‘[Other] Small Utopias’/‘[Öteki] Küçük Ütopyalar’ (2014)
Exhibition curator: Luca Orlandi
‘[Other] Small Utopias’ exhibition, organized and prepared within the frame of the 2nd Istanbul Design Biennial, deals with some of the most interesting and innovative works produced in the recent years by ten Turkish architectural firms. The heterogeneous collection of projects presented in the panels, both in terms of conceptual works or buildings really designed, proposes an overview of new architectural tendencies and scenarios in Turkey, mainly related to offices run by the youngest generation of architects.
The exhibition is part of the main ‘Small Utopias’ exhibition that presents instead a selection of Italian contemporary ‘new’ architecture between history, research and innovation. Without any attempt to compete with the Italian exhibition, the ‘Turkish’ Small Utopias projects should be seen as a survey on the new architectural scene on the other side of the Mediterranean Sea and it enhances a dialogue between two cultures and two countries, always in contact among each other since several centuries.

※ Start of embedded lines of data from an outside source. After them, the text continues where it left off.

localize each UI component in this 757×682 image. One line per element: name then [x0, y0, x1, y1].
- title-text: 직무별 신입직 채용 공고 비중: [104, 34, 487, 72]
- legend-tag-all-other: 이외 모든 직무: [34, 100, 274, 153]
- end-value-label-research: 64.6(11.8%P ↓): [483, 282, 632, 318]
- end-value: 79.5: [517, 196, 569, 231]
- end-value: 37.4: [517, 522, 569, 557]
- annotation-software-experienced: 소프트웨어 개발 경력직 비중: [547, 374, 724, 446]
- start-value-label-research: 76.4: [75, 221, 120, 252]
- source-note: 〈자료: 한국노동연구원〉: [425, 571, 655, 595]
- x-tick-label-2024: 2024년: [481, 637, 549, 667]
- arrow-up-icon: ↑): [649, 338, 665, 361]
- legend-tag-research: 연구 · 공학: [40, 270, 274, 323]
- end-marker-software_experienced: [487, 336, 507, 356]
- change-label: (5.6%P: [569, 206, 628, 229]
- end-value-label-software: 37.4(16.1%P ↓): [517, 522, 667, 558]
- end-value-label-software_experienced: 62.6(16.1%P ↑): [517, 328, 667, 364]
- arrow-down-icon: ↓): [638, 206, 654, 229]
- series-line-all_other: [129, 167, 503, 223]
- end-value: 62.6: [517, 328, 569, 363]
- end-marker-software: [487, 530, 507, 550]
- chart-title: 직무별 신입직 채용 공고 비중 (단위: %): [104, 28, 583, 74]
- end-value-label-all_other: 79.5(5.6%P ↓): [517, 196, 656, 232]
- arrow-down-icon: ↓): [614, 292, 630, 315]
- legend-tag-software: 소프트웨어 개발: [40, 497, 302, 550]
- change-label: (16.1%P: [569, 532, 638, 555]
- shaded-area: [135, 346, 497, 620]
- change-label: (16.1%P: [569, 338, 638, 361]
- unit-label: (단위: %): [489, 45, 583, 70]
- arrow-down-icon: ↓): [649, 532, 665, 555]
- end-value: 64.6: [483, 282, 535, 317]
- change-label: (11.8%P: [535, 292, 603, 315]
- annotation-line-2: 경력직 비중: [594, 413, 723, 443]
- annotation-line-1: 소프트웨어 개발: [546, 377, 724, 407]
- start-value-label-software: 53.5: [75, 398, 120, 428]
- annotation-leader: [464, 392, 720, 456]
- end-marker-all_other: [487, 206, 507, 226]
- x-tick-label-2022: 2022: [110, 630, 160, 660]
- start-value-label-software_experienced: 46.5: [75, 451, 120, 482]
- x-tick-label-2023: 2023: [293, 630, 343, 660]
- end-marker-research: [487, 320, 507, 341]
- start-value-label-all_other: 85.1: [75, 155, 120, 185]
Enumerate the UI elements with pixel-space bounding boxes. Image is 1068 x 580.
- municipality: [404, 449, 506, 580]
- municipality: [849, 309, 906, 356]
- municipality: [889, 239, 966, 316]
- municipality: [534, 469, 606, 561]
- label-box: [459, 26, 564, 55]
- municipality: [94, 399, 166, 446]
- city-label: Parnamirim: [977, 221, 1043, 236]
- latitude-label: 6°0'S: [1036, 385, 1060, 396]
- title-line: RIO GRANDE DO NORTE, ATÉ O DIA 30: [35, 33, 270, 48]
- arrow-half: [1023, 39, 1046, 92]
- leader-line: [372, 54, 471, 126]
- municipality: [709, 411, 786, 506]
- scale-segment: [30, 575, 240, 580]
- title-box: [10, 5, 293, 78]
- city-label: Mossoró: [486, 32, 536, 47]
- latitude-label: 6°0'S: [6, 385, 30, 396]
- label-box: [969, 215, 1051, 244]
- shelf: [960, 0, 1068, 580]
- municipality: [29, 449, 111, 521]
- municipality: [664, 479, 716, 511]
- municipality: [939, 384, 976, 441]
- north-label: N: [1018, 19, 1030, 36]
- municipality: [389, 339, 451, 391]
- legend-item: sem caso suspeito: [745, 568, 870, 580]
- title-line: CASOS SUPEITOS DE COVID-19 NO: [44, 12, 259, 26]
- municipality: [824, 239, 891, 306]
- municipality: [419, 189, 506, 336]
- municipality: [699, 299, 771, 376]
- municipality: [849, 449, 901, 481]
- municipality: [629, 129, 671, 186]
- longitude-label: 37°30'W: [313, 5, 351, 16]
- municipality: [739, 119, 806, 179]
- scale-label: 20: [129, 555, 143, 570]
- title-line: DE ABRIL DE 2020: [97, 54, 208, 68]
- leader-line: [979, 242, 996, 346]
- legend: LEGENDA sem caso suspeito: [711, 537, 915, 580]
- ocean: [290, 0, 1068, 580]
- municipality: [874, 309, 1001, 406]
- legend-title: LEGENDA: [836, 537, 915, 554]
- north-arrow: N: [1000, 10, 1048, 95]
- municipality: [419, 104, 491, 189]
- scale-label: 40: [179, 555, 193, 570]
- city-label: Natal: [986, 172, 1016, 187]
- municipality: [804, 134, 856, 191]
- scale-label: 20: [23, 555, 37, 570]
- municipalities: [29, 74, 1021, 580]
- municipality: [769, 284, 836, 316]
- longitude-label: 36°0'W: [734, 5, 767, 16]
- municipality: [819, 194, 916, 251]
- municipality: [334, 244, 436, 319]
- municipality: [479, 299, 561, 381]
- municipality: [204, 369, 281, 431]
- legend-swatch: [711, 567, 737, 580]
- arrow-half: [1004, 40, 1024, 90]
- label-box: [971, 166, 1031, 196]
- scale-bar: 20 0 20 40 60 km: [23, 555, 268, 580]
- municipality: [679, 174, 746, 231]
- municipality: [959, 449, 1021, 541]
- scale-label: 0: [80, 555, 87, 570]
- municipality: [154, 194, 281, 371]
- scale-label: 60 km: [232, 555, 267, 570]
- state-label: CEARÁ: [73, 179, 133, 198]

Turkey has entered the third millennium performing a strong and ambitious architectural agenda, especially in the post-metropolitan Istanbul, the real economic and financial center of the country. In those years some architectural firms were able to enter the market and became soon the leaders of the architectural and urban transformations, leaving their signature in almost all the new buildings and redesigning the cityscape. Today the city can be seen, in fact, as an example of an immense urban fabric rapidly growth in the era of globalization, in which contemporary architecture is mostly driven and supported by businesses and financial operations, as well as by real estate speculations and investments.
This exhibition does not aim to celebrate the ‘big’ contemporary architecture in Turkey; on the contrary, through the chosen projects, it is possible to emphasize a new sensibility towards the existing contemporary environment, explored and analyzed by the freshest generation of Turkish architects. In all the case studies there is a shared interest for the public space, a genuine interaction between the citizens (the real users) and the objects designed; this approach is very far from considering the architect as the protagonist of the architectural scene, dominating or imposing his own project above everything, especially in a period determinate by fast urban expansion; oppositely, the ten selected projects are always showing a visible awareness and a concrete dialogue between the local and the global architecture, the involvement into the social life, the paradoxes, the memory and identity of the architecture itself in the 21th Century Turkey.
There are not common themes among the projects, but a strong impression that all of them are elements of the same social and cultural ‘milieu’, just using different architectural languages and approaches to solve the problems. The choice of these authors can be seen as intent to show the diversity and complexity of a very assorted architectural panorama in which energy and ideas are continuously stimulating (and be stimulated by) the real environment. The exhibition offers in this way a new direction for a more awareness in the practice of architecture to be followed and experimented even more in the next close future.